The bad news: We're still stuck at sub-luminal speeds. No warp drives yet, and no FTL communication.
Rather than having an emperor type who rules over everything, I want to have a more democratic system - not a pure democracy, but more along the lines of the US system. While this election system works fine at the local level (city, planet, solar system), it sort of falls apart at the interstellar level due to time delay. Our planet ten light years out would take ten years to learn who the candidates on Earth even are, and then another ten years to get their votes counted, by which point the election is long over.
Which leads us to our issue.
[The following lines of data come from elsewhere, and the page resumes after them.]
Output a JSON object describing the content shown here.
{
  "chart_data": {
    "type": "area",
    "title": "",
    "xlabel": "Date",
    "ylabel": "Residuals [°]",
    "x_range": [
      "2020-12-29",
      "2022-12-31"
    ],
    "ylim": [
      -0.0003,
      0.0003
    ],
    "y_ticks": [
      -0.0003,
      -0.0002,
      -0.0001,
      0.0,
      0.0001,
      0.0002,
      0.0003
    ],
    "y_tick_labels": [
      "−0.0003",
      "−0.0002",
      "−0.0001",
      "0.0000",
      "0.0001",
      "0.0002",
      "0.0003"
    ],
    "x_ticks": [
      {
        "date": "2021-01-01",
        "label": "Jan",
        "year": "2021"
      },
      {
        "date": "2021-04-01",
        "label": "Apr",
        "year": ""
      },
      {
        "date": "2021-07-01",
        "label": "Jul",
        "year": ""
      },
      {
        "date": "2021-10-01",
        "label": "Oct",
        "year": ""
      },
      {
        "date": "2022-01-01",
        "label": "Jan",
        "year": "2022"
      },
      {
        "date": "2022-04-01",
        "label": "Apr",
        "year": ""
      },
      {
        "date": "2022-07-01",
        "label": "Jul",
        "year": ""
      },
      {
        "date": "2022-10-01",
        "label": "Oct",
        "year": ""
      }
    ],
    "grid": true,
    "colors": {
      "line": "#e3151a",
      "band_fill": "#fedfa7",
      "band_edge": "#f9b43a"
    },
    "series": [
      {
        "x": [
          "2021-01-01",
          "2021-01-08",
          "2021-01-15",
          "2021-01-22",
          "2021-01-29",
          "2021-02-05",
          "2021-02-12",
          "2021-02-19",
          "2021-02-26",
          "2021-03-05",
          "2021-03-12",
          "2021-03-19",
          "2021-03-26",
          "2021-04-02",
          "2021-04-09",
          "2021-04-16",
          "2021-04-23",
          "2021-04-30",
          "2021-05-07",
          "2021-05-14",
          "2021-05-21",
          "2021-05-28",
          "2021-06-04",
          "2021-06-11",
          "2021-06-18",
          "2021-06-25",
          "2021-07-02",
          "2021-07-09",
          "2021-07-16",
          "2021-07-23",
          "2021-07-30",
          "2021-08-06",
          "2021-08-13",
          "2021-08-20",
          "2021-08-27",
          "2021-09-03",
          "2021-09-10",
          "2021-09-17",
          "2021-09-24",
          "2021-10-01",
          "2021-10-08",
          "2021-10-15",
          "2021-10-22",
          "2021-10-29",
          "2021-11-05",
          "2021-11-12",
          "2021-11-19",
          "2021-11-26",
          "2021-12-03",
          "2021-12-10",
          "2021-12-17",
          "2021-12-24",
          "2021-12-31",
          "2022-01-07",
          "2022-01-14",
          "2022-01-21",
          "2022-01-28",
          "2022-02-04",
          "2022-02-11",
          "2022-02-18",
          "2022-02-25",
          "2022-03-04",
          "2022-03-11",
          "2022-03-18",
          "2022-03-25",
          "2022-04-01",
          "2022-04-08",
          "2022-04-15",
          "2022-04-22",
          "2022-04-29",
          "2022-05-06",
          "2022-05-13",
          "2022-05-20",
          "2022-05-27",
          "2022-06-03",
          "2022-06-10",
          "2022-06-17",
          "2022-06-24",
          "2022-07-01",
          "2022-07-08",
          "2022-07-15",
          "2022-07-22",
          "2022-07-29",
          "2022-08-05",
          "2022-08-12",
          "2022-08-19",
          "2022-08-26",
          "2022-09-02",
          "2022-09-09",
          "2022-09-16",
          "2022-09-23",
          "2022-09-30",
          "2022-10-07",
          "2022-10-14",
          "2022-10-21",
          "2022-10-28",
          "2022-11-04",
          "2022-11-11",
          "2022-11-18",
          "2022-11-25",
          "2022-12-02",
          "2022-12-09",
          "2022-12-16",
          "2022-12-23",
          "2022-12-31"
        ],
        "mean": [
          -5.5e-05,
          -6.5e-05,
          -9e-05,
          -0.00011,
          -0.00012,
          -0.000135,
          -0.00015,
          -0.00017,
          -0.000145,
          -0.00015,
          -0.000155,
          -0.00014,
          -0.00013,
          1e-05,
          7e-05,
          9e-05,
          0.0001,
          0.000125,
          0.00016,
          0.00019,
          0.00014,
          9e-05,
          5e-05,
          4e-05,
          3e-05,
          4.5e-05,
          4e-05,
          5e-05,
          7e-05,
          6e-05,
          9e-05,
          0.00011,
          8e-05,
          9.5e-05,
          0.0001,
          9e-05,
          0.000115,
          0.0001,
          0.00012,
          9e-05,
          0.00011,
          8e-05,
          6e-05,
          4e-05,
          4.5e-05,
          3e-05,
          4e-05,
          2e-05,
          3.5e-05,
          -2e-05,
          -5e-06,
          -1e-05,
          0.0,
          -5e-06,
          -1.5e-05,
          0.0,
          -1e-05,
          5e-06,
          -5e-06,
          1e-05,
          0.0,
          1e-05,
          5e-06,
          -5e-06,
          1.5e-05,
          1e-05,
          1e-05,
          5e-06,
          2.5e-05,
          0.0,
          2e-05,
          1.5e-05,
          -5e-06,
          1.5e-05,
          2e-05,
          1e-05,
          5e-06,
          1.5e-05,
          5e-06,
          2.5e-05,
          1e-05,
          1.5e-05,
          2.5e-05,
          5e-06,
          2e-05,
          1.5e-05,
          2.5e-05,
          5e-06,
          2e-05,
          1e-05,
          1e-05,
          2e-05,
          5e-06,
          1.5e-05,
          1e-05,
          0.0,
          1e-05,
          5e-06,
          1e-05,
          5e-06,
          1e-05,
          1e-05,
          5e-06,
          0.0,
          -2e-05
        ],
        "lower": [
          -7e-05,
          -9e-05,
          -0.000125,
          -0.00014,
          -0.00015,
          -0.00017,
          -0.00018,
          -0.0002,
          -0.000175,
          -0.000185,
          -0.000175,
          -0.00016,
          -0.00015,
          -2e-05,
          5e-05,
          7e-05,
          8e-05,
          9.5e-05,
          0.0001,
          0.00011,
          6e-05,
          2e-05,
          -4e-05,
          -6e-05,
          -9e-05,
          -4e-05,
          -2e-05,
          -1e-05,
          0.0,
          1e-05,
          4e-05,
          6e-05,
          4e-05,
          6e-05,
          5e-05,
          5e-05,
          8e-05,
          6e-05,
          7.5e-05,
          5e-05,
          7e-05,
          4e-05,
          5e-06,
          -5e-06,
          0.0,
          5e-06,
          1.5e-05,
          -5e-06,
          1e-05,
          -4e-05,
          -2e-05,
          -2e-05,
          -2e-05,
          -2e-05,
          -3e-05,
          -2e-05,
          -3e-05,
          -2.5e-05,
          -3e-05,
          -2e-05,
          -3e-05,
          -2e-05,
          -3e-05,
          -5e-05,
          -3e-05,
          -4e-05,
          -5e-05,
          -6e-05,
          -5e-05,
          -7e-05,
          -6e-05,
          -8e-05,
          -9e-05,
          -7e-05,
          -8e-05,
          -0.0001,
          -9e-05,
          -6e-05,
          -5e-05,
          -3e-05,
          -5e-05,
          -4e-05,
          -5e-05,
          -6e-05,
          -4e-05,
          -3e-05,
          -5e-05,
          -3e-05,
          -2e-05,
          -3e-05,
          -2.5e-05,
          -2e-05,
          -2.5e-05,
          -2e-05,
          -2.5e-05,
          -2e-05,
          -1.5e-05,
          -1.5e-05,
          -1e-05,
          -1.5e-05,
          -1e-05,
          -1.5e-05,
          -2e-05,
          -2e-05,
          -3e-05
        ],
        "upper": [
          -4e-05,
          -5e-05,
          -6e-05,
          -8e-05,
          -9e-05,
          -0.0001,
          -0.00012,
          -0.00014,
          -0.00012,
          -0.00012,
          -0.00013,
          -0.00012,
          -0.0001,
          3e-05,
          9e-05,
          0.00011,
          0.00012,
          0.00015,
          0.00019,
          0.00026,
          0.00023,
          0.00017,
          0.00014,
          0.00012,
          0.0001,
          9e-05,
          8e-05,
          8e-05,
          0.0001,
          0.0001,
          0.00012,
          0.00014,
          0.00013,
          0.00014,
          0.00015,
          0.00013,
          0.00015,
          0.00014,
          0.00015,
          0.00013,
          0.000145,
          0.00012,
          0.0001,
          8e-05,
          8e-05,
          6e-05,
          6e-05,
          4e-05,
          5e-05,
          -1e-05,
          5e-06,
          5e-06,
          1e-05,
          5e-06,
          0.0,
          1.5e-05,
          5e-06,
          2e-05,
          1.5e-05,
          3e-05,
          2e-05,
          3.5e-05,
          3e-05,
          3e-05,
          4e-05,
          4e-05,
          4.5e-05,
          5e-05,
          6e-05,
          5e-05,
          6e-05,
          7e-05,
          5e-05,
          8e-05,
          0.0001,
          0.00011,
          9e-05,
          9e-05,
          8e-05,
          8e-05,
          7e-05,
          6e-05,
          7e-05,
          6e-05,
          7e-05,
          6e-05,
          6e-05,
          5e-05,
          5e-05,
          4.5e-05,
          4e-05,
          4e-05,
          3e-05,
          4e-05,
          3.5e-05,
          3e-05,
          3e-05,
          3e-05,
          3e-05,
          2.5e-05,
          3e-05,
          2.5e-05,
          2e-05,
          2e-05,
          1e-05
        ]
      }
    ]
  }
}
I want elections to be open to everyone, but the only way for that I've been able to come up with is to have people vote on who takes office in twenty years (e.g. the 2516 election is to elect those who take office in 2536), to allow for both planets to get their votes counted. The natural problem with this system is that a lot can change in twenty years - a candidate might die, the issues might have changed, the candidates' stances on the issues might have changed, society's general stance on the issues might have changed - making it a very poor way of electing a representative government.
I'd like to find a balance between the time delay and accurate representation. Totally accurate representation would involve the full 20-year time delay (and therefore isn't fair to either planet). Totally reduced time delay would involve a contingent of electors from the colony planet living permanently on Earth, which gives very inaccurate representation (and therefore isn't fair to the colony planet).
My question, then, is What kind of system could I have that allows people to be fairly represented in elections across many light years?